Scatter Plots in Matplotlib
Scatter plots are used to visualize relationships between two numerical variables. Each point on the scatter plot represents a single observation, with its position determined by its x and y values.
Creating Scatter Plots
To create a scatter plot, use the scatter()
function in Matplotlib.
Example: Basic Scatter Plot
import matplotlib.pyplot as plt
# Data
x = [5, 10, 15, 20, 25]
y = [7, 14, 21, 28, 35]
# Create scatter plot
plt.scatter(x, y, color='blue')
# Add title and labels
plt.title("Basic Scatter Plot")
plt.xlabel("X-axis")
plt.ylabel("Y-axis")
# Display the plot
plt.show()
Customizing Scatter Plots
Matplotlib allows customization of scatter plots with various parameters:
Parameter | Description | Example Value |
---|---|---|
color | Color of the points | 'red' |
s | Size of the points | 100 |
marker | Shape of the marker | 'o' , 's' |
edgecolor | Color of the marker’s edge | 'black' |
alpha | Transparency of the points (0 to 1) | 0.5 |
Example: Customized Scatter Plot
# Data
x = [1, 2, 3, 4, 5]
y = [2, 4, 6, 8, 10]
# Create scatter plot
plt.scatter(x, y, color='green', s=100, marker='s', edgecolor='black', alpha=0.7)
# Add title and labels
plt.title("Customized Scatter Plot")
plt.xlabel("X-axis")
plt.ylabel("Y-axis")
# Display the plot
plt.show()
Plotting Multiple Datasets
You can plot multiple datasets on the same scatter plot to compare trends.

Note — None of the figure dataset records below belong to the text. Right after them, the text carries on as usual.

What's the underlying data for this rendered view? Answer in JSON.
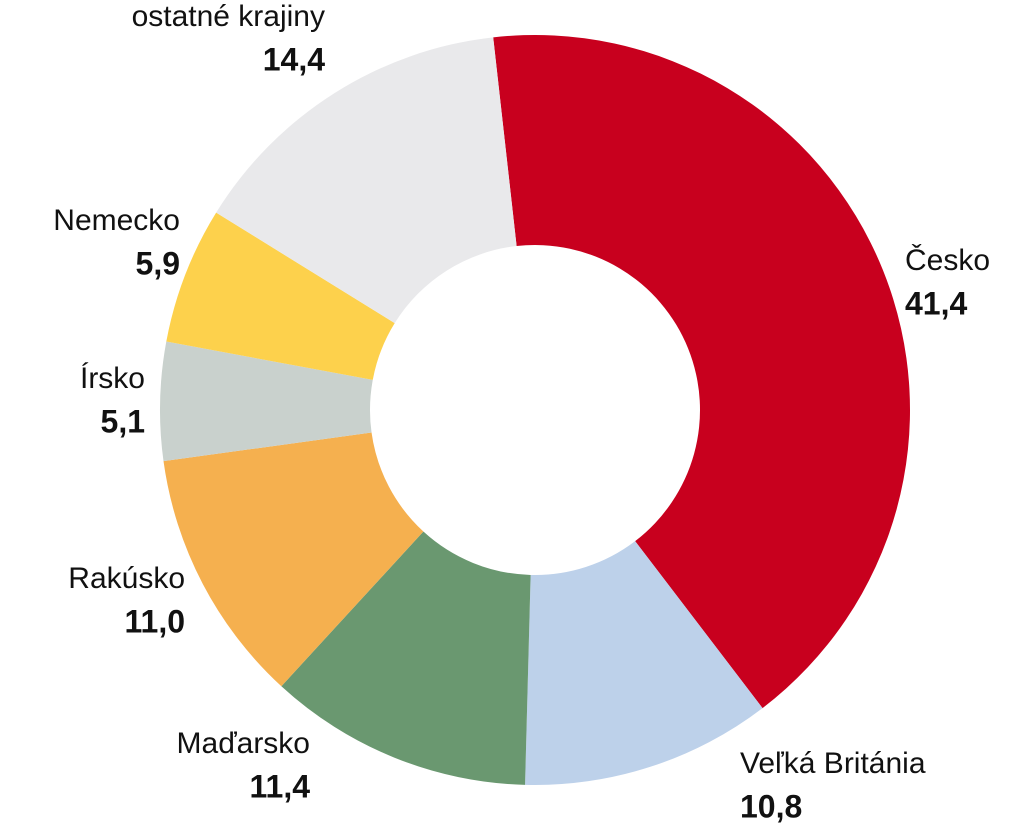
{
  "chart_data": {
    "type": "donut",
    "categories": [
      "Česko",
      "Veľká Británia",
      "Maďarsko",
      "Rakúsko",
      "Írsko",
      "Nemecko",
      "ostatné krajiny"
    ],
    "values": [
      41.4,
      10.8,
      11.4,
      11.0,
      5.1,
      5.9,
      14.4
    ],
    "value_labels": [
      "41,4",
      "10,8",
      "11,4",
      "11,0",
      "5,1",
      "5,9",
      "14,4"
    ],
    "colors": [
      "#c8001e",
      "#bdd1ea",
      "#6a9870",
      "#f5b04f",
      "#c9d1cd",
      "#fdd14c",
      "#e9e9eb"
    ]
  }
}
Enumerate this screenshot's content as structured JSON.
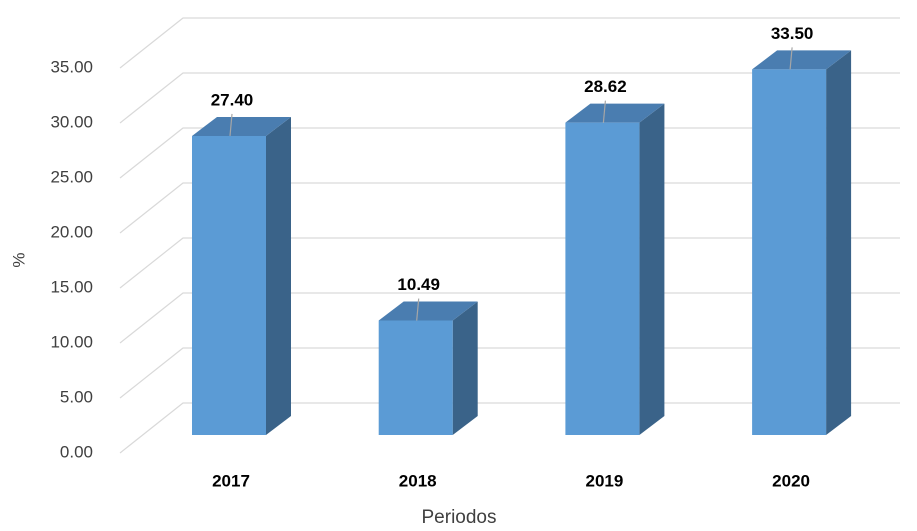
{
  "chart_data": {
    "type": "bar3d",
    "x_label": "Periodos",
    "y_label": "%",
    "categories": [
      "2017",
      "2018",
      "2019",
      "2020"
    ],
    "values": [
      27.4,
      10.49,
      28.62,
      33.5
    ],
    "value_labels": [
      "27.40",
      "10.49",
      "28.62",
      "33.50"
    ],
    "color": "#5b9bd5",
    "ylim": [
      0,
      35
    ],
    "yticks": [
      {
        "value": 0,
        "label": "0.00"
      },
      {
        "value": 5,
        "label": "5.00"
      },
      {
        "value": 10,
        "label": "10.00"
      },
      {
        "value": 15,
        "label": "15.00"
      },
      {
        "value": 20,
        "label": "20.00"
      },
      {
        "value": 25,
        "label": "25.00"
      },
      {
        "value": 30,
        "label": "30.00"
      },
      {
        "value": 35,
        "label": "35.00"
      }
    ],
    "grid": true
  }
}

Example: Scatter Plot with Multiple Datasets
# Data
x1, y1 = [1, 2, 3, 4], [2, 4, 6, 8]
x2, y2 = [1, 2, 3, 4], [3, 6, 9, 12]
# Create scatter plot
plt.scatter(x1, y1, label="Dataset 1", color='blue', s=50)
plt.scatter(x2, y2, label="Dataset 2", color='red', s=100)
# Add title, labels, and legend
plt.title("Scatter Plot with Multiple Datasets")
plt.xlabel("X-axis")
plt.ylabel("Y-axis")
plt.legend()
# Display the plot
plt.show()
Practical Examples
Example 1: Student Scores
# Data
subjects = ["Math", "Science", "English", "History"]
score1 = [90, 85, 88, 75] # Student A
score2 = [80, 88, 84, 90] # Student B
# Create scatter plot
plt.scatter(subjects, score1, label="Student A", color='blue', s=80)
plt.scatter(subjects, score2, label="Student B", color='green', s=80)
# Add title, labels, and legend
plt.title("Student Scores Across Subjects")
plt.xlabel("Subjects")
plt.ylabel("Scores")
plt.legend()
# Display the plot
plt.show()
Example 2: House Prices
# Data
area = [500, 700, 1000, 1200, 1500] # Area in square feet
prices = [300000, 400000, 600000, 750000, 1000000] # Prices in USD
# Create scatter plot
plt.scatter(area, prices, color='orange', s=100, marker='^')
# Add title and labels
plt.title("House Prices vs. Area")
plt.xlabel("Area (sq ft)")
plt.ylabel("Price (USD)")
# Display the plot
plt.show()
Try It Yourself
Problem 1: Visualize Sales Data
Create a scatter plot to visualize the sales data for three products (Product A, Product B, Product C) across four regions (North, South, East, West).
Show Code
# Data
regions = ["North", "South", "East", "West"]
product_a = [100, 150, 200, 180]
product_b = [120, 140, 220, 160]
# Create scatter plot
plt.scatter(regions, product_a, label="Product A", color='blue', s=80)
plt.scatter(regions, product_b, label="Product B", color='red', s=80)
# Add title, labels, and legend
plt.title("Sales Data Across Regions")
plt.xlabel("Regions")
plt.ylabel("Sales (Units)")
plt.legend()
# Display the plot
plt.show()
Problem 2: Compare Population Growth
Create a scatter plot comparing population growth in two countries over five decades.
Show Code
# Data
decades = ["1970", "1980", "1990", "2000", "2010"]
country_a = [50, 55, 60, 70, 80]
country_b = [40, 45, 55, 65, 75]
# Create scatter plot
plt.scatter(decades, country_a, label="Country A", color='green', s=100)
plt.scatter(decades, country_b, label="Country B", color='purple', s=100)
# Add title, labels, and legend
plt.title("Population Growth Comparison")
plt.xlabel("Decades")
plt.ylabel("Population (Millions)")
plt.legend()
# Display the plot
plt.show()
Scatter plots are an excellent way to visualize the relationship between two variables. Experiment with various customization options to create clear and informative visualizations.